Hoje, a terceirização somente é permitida nos serviços de vigilância, de conservação e limpeza, bem como nos serviços especializados ligados à atividade-meio do tomador (Súmula 331 do TST). Não é permitida a terceirização na atividade-fim (atividade principal) da empresa.

O PL 4330/2004 libera a terceirização para a atividade-fim das empresas privadas. Isso vai se estender às empresas estatais (empresas públicas e sociedades de economia mista), por força do disposto no art. 173, § 1º, II, da Constituição Federal, in verbis:
“Art. 173. .....................
§ 1º A lei estabelecerá o estatuto jurídico da empresa pública, da sociedade de economia mista e de suas subsidiárias que explorem atividade econômica de produção ou comercialização de bens ou de prestação de serviços, dispondo sobre:

[...]

II - a sujeição ao regime jurídico próprio das empresas privadas, inclusive quanto aos direitos e obrigações civis, comerciais, trabalhistas e tributários;”
O substitutivo do deputado Arthur Oliveira Maia (SD-BA), relator da matéria, aprovado no dia 08/04/2015, estabelece que "o disposto nesta Lei aplica-se às empresas privadas, às empresas públicas, às sociedades de economia mista e a suas subsidiárias e controladas, no âmbito da União, dos Estados, do Distrito Federal e dos Municípios". Portanto, no caso das empresas públicas e sociedades de economia mista, o PL 4330/2004 representa um grande prejuízo ao instituto do concurso público. Essas empresas estatais, para concorrer em igualdade de condições com as empresas privadas, acabarão adotando o mesmo procedimento de suas concorrentes privadas.
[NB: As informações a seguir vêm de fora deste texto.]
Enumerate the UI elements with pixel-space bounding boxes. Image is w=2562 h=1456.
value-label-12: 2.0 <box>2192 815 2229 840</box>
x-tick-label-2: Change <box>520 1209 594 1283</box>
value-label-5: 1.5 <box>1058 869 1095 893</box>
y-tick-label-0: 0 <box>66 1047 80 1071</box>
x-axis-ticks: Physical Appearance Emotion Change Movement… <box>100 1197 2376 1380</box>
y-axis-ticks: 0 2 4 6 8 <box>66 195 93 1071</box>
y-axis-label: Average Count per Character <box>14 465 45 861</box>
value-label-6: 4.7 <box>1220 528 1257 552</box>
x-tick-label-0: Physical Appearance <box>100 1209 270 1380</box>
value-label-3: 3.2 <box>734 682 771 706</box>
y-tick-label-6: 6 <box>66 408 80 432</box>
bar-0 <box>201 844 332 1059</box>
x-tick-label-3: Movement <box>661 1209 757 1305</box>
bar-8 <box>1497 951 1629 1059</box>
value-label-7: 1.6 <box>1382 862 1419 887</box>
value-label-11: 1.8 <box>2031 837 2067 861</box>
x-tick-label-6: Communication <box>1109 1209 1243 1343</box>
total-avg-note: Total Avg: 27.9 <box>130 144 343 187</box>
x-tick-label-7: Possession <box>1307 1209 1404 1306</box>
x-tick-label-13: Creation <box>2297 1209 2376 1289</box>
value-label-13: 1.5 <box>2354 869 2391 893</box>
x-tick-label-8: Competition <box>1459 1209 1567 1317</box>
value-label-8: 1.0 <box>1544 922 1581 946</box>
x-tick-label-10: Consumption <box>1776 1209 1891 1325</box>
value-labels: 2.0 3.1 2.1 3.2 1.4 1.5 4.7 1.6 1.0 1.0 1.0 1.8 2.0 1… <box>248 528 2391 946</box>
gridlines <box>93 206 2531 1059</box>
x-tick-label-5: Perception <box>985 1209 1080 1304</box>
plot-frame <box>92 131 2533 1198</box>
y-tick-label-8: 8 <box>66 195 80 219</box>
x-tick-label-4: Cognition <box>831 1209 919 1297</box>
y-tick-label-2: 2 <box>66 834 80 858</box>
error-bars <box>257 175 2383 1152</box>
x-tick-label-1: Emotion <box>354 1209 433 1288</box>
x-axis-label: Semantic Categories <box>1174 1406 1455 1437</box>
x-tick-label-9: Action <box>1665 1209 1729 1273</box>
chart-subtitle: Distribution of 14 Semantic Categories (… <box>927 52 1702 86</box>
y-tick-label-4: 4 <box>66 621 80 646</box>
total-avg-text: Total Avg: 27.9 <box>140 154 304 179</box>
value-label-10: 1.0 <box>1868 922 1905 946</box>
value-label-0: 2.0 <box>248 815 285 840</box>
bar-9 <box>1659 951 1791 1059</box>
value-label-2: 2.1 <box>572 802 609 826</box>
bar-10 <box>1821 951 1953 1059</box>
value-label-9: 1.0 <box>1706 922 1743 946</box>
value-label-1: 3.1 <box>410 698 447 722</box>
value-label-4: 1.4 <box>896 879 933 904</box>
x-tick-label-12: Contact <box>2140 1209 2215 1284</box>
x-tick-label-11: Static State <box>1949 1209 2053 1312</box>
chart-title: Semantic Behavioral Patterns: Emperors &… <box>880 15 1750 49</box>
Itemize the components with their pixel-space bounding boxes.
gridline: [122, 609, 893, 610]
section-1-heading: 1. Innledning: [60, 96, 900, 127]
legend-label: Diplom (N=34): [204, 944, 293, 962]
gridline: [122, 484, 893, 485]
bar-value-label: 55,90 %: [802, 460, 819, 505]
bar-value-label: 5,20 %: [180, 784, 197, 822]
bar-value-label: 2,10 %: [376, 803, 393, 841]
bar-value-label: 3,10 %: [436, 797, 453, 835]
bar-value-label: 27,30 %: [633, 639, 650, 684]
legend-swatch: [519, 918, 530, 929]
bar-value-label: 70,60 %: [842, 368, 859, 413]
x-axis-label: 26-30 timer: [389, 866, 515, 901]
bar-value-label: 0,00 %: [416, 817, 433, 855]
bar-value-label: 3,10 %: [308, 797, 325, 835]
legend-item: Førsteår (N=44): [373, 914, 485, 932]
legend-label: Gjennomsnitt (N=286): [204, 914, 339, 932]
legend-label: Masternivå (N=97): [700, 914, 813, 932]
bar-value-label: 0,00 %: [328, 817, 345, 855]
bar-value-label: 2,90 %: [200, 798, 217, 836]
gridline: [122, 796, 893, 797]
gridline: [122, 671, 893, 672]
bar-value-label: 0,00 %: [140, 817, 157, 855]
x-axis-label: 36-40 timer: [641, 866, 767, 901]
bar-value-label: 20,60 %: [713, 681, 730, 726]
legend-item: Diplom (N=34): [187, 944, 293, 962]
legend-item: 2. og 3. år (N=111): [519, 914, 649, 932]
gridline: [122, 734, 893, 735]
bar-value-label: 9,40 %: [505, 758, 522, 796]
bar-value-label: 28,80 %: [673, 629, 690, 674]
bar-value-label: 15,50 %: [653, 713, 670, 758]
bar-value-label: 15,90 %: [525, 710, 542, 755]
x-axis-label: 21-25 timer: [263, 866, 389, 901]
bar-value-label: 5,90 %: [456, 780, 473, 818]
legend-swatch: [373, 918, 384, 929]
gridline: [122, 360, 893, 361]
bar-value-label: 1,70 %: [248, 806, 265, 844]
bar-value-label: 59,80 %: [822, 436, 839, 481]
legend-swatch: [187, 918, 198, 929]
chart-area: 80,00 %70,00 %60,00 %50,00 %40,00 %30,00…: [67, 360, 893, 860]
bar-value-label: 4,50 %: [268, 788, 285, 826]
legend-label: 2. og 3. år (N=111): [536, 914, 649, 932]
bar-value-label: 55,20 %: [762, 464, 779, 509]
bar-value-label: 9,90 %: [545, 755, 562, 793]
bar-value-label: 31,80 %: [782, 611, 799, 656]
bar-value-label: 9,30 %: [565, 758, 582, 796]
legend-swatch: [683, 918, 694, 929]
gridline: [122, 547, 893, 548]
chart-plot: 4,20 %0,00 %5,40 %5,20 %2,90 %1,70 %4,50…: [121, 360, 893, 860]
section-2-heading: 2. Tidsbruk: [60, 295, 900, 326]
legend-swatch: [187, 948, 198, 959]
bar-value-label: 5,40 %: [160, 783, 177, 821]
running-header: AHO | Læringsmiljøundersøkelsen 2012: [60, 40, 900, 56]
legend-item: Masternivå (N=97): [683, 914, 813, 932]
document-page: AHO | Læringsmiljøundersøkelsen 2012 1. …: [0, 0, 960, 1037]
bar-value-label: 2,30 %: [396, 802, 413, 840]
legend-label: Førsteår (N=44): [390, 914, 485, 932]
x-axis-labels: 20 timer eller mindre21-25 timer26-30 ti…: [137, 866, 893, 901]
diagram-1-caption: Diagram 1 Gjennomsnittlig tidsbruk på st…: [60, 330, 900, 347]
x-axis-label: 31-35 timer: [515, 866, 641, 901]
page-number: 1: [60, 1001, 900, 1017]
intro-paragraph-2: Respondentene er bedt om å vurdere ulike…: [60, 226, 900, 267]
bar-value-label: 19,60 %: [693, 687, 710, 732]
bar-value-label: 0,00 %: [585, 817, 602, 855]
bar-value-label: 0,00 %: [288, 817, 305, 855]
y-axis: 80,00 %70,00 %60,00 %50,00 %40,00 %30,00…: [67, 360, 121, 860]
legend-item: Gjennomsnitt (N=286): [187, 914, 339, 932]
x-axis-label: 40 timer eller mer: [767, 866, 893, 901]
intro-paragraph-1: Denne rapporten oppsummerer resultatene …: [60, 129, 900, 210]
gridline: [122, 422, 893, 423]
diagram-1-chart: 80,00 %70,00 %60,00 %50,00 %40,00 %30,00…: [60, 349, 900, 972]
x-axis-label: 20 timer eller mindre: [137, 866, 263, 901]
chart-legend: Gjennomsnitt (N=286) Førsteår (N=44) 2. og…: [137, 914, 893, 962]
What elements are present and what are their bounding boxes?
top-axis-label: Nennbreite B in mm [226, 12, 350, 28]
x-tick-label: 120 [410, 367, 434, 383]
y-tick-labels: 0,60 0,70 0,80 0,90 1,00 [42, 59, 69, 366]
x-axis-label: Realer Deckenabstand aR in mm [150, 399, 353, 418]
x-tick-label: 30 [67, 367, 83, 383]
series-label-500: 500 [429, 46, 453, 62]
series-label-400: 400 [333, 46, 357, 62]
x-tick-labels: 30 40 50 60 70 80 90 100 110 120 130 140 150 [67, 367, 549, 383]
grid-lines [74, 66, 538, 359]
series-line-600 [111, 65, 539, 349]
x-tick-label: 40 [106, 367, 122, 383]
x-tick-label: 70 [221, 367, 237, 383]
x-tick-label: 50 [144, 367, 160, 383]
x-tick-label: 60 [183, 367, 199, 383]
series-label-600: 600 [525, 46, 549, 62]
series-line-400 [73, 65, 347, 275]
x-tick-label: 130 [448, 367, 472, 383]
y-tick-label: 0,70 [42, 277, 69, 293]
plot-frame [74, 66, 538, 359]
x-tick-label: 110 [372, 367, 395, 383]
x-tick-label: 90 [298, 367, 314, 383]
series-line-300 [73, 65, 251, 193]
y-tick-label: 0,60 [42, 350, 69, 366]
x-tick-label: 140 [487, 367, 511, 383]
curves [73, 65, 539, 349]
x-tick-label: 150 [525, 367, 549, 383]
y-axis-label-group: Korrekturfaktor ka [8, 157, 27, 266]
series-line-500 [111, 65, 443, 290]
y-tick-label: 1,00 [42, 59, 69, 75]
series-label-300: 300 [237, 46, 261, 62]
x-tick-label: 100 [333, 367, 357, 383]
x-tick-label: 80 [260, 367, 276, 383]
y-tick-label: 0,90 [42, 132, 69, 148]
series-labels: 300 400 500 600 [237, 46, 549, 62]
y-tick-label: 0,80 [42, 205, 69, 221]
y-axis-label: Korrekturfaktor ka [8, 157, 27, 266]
E para a Administração Direta, Autarquias e Fundações Públicas? Para esse setor, o substitutivo do deputado Arthur Oliveira Maia (SD-BA), relator da matéria, aprovado no dia 08/04/2015, estabelece que "o disposto nesta Lei não se aplica aos contratos de terceirização no âmbito da administração pública direta, autárquica e fundacional da União, dos Estados, do Distrito Federal e dos Municípios".